Defende Cunha aliado, detesta Dilma malcriada. A favor de Calheiros com aversão ao procurador. O exército alternativo convocado para conter o golpe que, onírico, viria a calhar para salvar o projeto. "Viva a Petrobras" dizia Gabrielli em Salvador à frente de militantes com carteira assinada. Na CPI, na TV ou nas coletivas as falas, a retórica, o discurso, a impostação, a mímica, a gestalt de mais esse simulacro de verdade. Verdade? Decerto subjetiva, uma aporia sujeita à interpretações. Ninguém negará que mesmo um conceito pouco palpável exigiria contornos mínimos de realidade.

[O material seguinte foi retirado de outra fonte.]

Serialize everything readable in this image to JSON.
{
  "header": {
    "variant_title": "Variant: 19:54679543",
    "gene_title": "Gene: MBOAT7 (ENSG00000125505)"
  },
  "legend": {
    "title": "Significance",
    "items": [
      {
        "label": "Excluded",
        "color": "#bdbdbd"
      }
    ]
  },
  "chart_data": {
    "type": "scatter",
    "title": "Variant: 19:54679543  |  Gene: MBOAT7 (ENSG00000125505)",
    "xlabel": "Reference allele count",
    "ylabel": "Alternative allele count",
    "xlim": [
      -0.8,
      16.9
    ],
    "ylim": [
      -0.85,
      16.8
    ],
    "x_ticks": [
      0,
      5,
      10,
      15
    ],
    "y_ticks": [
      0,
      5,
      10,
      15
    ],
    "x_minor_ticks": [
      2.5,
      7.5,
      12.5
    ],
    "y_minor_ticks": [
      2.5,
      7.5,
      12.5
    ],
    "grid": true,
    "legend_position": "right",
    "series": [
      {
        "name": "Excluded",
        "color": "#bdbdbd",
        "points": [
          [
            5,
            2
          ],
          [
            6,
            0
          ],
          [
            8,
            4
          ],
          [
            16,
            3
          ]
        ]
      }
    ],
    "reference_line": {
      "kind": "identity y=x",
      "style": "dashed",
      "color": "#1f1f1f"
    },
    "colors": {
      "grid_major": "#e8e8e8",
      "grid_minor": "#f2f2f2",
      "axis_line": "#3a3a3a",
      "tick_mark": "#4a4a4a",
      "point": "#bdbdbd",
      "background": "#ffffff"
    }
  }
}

E com quem podemos contar?  Intelectuais subsidiados pelo partido? Blogs financiados por fundos partidários? Oposição encalacrada? Institutos de pesquisa controlados pelo poder? Para onde se olha enxerga-se as marcas da hegemonia. A doença se alastra. É que a colonização tem pressa. Se houvesse um manual de bons modos para além do conselho de ética e da controladoria geral da união, a manifestação deveria não só ser pacífica, mas solene. Agora não se trata de festa democrática, revanchismo ou enfrentamento. É a maturidade e o solene que podem encampar a seriedade do momento. A eleição passou. Inútil tentar culpar quem nos meteu nessa. Se há algo para aproveitar em uma marcha adulta é recobrar a consciência de uma saída.